The Appalachian state recently took $40 million from its reserve fund and found another roughly $60 million by squeezing cash out of state agency accounts to fill in a revenue shortfall for the last fiscal year, Nick Casey, the governor's chief of staff, told a news conference.

Drawing down these two sources of funds, however, did not create a sufficient cushion to enter the new fiscal year with a balanced budget, Casey said.

"As we finish this year, we don't look too good," he said. The new fiscal year began on July 1.

Lawmakers in West Virginia, which is rated AA-minus by S&P Global Ratings and Fitch Ratings and has a slightly higher rating of Aa2 from Moody's Investors Service, passed a $4.26 billion state budget in mid-June without the governor's signature.

Justice, a Democrat and longtime agriculture businessman worth about $1.6 billion, refused to veto the bill in order to avoid a government shutdown. The governor had asked for more spending in 2018.

Initial overestimates of revenue from personal income taxes, corporate net income taxes and consumer sales taxes were largely to blame for 2017's shortage, Casey said.

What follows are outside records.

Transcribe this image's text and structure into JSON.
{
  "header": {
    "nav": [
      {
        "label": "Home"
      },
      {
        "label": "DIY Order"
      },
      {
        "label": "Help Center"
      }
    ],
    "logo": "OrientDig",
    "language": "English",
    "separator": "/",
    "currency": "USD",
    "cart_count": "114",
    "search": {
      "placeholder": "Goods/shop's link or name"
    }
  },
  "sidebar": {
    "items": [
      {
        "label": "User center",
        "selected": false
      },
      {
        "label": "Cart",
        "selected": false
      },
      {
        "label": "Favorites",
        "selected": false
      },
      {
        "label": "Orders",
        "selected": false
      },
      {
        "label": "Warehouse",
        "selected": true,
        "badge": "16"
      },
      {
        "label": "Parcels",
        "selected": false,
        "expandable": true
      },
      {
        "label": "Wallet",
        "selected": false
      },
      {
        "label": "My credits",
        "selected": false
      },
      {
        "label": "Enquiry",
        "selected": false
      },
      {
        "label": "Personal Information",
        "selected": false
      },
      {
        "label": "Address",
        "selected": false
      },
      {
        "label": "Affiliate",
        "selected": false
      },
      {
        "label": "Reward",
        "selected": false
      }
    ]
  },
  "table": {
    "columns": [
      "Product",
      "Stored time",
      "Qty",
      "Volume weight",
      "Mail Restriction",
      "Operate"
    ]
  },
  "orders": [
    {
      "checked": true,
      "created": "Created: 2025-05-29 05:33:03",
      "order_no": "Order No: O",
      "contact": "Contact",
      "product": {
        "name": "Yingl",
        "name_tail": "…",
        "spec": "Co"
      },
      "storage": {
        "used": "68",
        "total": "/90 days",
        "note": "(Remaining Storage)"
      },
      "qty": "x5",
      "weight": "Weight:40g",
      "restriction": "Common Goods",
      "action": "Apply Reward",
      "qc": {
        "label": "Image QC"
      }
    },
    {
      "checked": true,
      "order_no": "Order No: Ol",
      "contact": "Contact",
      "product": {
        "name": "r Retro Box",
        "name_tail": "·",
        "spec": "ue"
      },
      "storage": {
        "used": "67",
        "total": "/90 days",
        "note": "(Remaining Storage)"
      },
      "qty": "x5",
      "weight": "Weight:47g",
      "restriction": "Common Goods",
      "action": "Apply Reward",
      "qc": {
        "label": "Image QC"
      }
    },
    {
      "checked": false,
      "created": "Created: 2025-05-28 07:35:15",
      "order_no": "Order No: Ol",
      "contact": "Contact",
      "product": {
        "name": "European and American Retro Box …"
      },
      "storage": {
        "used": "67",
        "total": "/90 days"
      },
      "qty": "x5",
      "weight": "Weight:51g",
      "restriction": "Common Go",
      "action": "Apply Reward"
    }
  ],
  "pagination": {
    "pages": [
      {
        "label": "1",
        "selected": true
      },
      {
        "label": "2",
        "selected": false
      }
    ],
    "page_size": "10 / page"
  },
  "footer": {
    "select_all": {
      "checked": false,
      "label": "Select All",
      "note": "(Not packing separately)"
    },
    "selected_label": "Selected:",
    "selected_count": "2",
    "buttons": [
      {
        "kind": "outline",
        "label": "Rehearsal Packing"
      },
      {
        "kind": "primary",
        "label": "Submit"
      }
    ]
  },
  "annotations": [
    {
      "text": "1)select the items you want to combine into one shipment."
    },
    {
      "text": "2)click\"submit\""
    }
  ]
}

As a result of the $11 million gap, residents should expect cuts to public service departments, he said.

The West Virginia Department of Health and Human Resources and volunteer fire departments will be the first to face reductions as a result of the gap, Casey said.

Fairs and festivals, and the annual stocking of creeks and rivers for fishing, would also be vulnerable to cutbacks, he said.

"When you don't have $11 million, you have to find somewhere to get it," Casey said.

The one "bright spot" of the state's finances has been severance tax collections, paid largely by coal companies mining in the state, which came in about $58 million above estimates in the last four months, Casey said.